Miraba plácidamente el vaivén de la ciudad. Sentada en mi lugar favorito contemplaba como adultos y niños volvían a casa después de una larga jornada de frenética actividad. El otoño se asomaba tímido entre las contadas hojas de los árboles que disfrutaban ante la perspectiva de caer, caer y desaparecer. Desaparecer, extraña palabra… En esta ciudad de pensamientos, el ahora y el después se fusionaban en uno, dejando apenas espacio a las ideas para danzar en el tiempo. Desaparecer… ¿cómo puede algo que no existe desaparecer? Día tras día, o más bien dicho, momento tras momento, escapaba del bullicio de la ciudad para refugiarme en la eternidad, en ese banco de madera que apaciguaba mi sed, mis ansias de más.

Caminos de piedra y ríos cristalinos se mezclaban desordenados, en la lejanía, mi pequeña ciudad parecía un vestido de lentejuelas verdes y plateadas. El agua corría libre y vivaz e, igual que una serpiente, intentaba escapar de un mundo desconocido, grandioso y demasiado lleno para encontrar un lugar. Las casas, pequeñas construcciones de madera de roble, se balanceaban entre grandes ramas, sujetas a anchos troncos. Mirase a donde mirase había casitas colgando, seguras de estar en buenas manos.

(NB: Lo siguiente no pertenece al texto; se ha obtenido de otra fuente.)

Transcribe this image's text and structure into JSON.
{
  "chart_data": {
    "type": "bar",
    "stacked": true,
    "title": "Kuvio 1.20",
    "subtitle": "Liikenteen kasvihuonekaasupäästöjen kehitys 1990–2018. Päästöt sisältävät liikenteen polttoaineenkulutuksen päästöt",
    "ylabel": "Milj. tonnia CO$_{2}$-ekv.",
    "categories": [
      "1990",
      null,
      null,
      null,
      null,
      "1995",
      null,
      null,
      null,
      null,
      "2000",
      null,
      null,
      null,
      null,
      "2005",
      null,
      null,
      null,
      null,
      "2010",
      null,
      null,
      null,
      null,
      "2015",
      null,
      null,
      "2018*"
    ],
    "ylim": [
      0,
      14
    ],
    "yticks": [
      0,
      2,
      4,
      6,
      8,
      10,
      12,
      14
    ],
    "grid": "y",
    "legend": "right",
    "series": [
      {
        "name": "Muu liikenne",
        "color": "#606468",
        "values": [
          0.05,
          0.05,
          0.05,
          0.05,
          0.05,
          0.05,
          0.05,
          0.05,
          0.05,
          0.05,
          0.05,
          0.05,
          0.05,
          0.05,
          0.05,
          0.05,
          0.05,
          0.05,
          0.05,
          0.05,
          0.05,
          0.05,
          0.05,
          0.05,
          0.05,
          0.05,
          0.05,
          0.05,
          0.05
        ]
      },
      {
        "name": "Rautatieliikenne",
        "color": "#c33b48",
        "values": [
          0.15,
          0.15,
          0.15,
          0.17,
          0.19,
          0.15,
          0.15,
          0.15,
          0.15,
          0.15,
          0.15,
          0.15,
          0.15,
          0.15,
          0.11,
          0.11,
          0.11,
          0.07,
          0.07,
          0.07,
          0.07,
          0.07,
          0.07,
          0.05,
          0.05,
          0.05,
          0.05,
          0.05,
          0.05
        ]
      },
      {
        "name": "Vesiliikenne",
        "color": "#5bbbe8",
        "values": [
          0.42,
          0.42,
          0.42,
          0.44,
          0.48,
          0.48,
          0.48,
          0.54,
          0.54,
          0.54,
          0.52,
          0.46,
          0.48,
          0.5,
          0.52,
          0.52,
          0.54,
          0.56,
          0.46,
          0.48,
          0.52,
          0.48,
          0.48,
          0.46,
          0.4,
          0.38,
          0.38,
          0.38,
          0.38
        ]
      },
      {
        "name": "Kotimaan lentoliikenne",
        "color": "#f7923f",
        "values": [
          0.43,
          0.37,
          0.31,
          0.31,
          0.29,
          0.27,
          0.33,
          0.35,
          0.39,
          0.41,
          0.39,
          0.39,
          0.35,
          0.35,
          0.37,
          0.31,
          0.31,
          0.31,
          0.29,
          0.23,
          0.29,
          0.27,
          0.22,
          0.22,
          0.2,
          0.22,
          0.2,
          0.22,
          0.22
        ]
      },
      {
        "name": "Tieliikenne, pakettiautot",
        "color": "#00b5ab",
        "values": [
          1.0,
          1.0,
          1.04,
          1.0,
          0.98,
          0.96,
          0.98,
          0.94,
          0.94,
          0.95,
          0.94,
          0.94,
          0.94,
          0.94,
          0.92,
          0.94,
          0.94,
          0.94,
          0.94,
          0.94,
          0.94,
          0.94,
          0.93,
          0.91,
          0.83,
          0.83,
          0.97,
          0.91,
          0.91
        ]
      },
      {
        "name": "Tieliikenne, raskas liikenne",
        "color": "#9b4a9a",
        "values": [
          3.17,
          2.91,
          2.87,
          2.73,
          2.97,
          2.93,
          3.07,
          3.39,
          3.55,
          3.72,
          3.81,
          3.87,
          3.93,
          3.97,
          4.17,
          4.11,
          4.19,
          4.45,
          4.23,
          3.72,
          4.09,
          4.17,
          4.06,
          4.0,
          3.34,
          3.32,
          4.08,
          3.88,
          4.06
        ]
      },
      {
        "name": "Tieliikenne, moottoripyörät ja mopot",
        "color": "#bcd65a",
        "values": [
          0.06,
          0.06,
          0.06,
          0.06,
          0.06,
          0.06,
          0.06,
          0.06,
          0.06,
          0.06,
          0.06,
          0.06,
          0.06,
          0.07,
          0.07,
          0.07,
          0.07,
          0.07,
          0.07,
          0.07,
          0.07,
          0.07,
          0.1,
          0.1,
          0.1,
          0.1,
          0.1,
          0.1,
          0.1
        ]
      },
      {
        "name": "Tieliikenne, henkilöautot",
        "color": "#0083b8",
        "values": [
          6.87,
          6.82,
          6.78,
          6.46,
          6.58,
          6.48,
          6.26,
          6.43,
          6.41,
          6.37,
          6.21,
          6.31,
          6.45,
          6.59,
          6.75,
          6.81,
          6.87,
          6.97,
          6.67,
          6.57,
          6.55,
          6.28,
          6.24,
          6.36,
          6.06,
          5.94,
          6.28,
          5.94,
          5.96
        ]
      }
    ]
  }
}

Valientes, pensaba yo, pequeños gigantes o, tal vez, grandes las ocupaban y, aun así, se libraban a la fuerza de los árboles en vez de recurrir a la solidez del suelo.

Todas las mañanas, andaba yo entre ellas, las rodeaba y las admiraba de cerca; me asombraba ante su hermosura y su sencillez y deseaba entonces poder vivir en alguna de ellas. Es triste, sabes, pensar que soñaba con aquello que más me atemorizaba y no hacía nada por cambiarlo… desde mi banco, suspiraba, deseaba convertirme en una gigante, hacer lo que hacen los gigantes y, sin embargo, no había tiempo, siempre es cosa del tiempo. Más de dos minutos no duraban las ideas, en la ciudad no había espacio para lamentarse o planificar, si querías algo lo hacías, pero, si tardabas demasiado en decidirte, tu idea se marchaba y tú te quedabas vacío, confuso, sin saber exactamente que estabas pensando. Por suerte, eso en  mi banco no pasaba, podía imaginar miles de historias con un inicio y un fin, idear estrategias para lograr ganar al tiempo. En mi refugio me convertía en una de ellos, en una giganta todopoderosa capaz de hacer cualquier cosa. Si bien, si te soy sincera, no me servía de nada.

Bajo la luz de las lunas que alumbraban mi hogar, las ramas de los árboles brillaban con tonos rosados y las pequeñas chozas humanas se camuflaban bajo ellas. Las explanadas comunitarias se alzaban majestuosas en las grandes praderas y escondidos claros y los distintos sonidos se mezclaban creando la orquestra más alucinante que jamás hayas oído. Era una ciudad caótica la mía, sin grandes rascacielos ni extraños monumentos, pero, al fin y al cabo, una ciudad feliz.

Esa tarde, la misma ardilla de siempre mordía una nuez junto a mi mochila, por primera vez, le había traído yo una bolsa entera para que disfrutara. Mi madre creía que estaba con ellas, pero no podía ni siquiera imaginar una tarde junto a Leopolda y Carlita, ¡oh, bendita libertad! Bellas como ninguna, cierto; inteligentes igual que Sócrates, o quizás más; gigantas sensibles y empáticas, ojalá… Quizás algún día, un bonito y lejano día, podría yo integrarme en su mundo, en ese mundo perfecto de mi bonita ciudad.